Seems to me, there was a time in this country when a war effort called for everyone to make some form of sacrifice for the greater good.
This isn't a war on cars. Framing it this way makes motorists out to be thevictims - a vulnerable group oppressed by a tyrannical government. Rahm The Terrible hates us for our freedom of mobility...
This is a war on declining living conditions. It's a war against air pollution and the health issues toxic emissions exacerbate for everyone. It's a war against congestion and all the precious time, effort, and energy it wastes for everyone. It's not a war against anything other than the negative consequences of our own selfishness. And Mc Carron makes it sound like cyclists are the only ones with egos...
We've seen the enemy and the enemy is us!
Rather than continuing on in our tax subsidized stupor, wearing out the roads, bitching about gridlock, and wondering why we always feel stressed out or seem to be putting on weight, we might want to ask ourselves "could I be doing something differently to solve this problem?" What might I sacrifice - other than my tax dollars - to help win this war against the negative effects of air pollution and congestion?
Can I ride the el or take the bus instead of driving? Can I take Metra in from the 'burbs? Can I walk a couple extra blocks? What might make this faster and easier for me to do?
Can I ride my bike on neighborhood trips? Is bike commuting an option for me? Would I take advantage of a bike share program if I felt safer riding in a protected or dedicated bike lane? What might make this a better option for me?
Gabe Klein has offered a blueprint for relieving congestion, reducing emissions, and making the city safer for those who choose to walk, bicycle, and take advantage of public transportation. It deserves scrutiny, like every other policy proposal. But it's a forward looking proposal that no longer ignores the elephant in the room - the negative consequences of automobiles.
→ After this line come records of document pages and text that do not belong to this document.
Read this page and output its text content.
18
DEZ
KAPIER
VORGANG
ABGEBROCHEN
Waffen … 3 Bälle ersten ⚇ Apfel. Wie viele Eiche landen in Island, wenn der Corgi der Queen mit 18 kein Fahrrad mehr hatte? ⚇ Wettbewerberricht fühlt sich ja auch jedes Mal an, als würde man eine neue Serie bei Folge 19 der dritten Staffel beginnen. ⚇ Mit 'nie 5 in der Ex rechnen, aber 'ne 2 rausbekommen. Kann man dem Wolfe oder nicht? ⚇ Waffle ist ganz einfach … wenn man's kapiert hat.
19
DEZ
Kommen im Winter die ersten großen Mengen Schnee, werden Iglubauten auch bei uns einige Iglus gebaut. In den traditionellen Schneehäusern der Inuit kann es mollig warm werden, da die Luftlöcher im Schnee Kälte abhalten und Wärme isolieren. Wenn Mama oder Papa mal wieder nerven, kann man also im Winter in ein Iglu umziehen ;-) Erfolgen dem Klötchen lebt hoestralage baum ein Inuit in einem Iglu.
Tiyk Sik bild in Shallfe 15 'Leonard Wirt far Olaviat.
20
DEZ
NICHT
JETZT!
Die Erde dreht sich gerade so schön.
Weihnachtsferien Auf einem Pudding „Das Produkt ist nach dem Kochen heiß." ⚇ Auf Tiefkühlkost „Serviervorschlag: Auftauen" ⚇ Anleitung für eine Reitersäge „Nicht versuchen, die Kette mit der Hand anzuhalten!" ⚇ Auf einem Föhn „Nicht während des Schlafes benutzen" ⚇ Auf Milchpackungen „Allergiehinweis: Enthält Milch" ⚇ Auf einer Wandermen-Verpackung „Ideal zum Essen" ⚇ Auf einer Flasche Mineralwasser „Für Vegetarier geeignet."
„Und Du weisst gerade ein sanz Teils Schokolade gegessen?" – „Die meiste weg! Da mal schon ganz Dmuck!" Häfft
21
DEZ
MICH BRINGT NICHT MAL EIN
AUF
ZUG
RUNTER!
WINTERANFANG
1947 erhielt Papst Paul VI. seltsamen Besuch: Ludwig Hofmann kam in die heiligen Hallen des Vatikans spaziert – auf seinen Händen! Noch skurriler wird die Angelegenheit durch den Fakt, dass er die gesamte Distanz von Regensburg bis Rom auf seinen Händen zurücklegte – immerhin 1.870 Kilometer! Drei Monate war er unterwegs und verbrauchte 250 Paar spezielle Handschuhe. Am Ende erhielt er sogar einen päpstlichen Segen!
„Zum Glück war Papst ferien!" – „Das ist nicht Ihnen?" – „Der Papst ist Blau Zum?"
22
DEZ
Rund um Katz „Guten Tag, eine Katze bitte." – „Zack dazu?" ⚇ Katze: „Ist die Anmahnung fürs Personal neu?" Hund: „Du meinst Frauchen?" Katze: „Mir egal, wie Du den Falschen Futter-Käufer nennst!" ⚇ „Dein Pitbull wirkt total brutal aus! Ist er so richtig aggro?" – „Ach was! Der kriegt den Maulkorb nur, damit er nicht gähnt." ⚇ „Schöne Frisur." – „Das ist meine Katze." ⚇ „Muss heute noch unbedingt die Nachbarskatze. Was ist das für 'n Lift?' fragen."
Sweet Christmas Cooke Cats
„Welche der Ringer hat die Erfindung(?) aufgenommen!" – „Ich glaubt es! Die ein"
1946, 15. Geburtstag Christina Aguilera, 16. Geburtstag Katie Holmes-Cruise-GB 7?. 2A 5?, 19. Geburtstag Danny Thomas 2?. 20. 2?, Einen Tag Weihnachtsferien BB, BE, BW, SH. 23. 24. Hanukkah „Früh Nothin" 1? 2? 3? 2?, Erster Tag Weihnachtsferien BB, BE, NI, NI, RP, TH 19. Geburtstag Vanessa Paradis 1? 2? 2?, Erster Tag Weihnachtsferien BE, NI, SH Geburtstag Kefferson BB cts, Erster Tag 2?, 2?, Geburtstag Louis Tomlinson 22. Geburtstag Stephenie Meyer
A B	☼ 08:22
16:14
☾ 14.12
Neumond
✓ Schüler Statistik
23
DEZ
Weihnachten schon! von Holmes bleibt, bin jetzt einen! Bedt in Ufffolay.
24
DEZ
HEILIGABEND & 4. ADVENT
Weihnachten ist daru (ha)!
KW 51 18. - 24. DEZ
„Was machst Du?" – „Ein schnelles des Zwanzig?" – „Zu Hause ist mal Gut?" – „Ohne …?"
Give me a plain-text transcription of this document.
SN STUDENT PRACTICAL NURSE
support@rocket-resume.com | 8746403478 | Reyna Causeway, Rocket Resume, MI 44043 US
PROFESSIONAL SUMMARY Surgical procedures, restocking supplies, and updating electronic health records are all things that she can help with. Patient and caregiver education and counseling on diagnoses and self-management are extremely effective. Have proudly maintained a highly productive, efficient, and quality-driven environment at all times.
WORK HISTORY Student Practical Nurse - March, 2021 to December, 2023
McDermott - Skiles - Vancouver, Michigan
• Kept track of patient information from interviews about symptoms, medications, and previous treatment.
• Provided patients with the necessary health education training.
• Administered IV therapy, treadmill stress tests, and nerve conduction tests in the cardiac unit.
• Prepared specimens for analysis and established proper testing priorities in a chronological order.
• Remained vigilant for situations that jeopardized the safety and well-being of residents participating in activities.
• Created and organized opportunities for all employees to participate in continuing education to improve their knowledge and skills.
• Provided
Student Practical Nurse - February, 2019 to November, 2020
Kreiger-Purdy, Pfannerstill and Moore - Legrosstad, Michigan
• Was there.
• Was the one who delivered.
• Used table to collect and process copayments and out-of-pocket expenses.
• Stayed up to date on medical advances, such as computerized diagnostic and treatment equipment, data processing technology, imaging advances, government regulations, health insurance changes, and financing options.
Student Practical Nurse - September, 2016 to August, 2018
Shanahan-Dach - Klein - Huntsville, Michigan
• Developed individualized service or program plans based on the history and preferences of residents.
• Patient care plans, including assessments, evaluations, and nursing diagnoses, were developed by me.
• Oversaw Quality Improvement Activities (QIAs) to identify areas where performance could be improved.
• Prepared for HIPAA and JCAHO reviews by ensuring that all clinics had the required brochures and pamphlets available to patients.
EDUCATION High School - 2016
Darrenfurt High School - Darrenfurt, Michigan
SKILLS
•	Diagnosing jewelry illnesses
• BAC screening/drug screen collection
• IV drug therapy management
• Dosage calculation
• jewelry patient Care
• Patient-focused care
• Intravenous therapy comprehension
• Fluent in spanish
"But who among us has the time, stamina or ego to ride a bicycle to work?" Mc Carron asks.
Apparently, not him. He hasn't even considered that a bike could be a faster way to commute. Even if riding a bike took a little longer, he doesn't acknowledge that it would save him time on a machine at his health club that ironically, simulates the health benefits of riding an actual bicycle. In a double irony, he would develop the stamina he's missing...
I firmly believe that bicycles are a solution for nearly everyone. Riding a bike gets you out in the fresh air, exchanging oxygen for carbon dioxide and emitting sweat instead of harmful carbon gases. Bicycling strengthens your heart and helps fight metabolic syndrome. It can help you lose weight. It can also relieve stress while letting you feel like a kid again.
More bikes on city streets means less cars, less congestion, and less air pollution. A better bicycling infrastructure makes it possible for more people to choose an alternative that seeks to solve the problem, not perpetuate it. It's money well spent on everyone's future.
In this war, you're not being asked for your blood or your tears, only your sweat.
Are you willing to make this personal sacrifice to fight air pollution and congestion or would you rather just pay for it with your hard earned cash?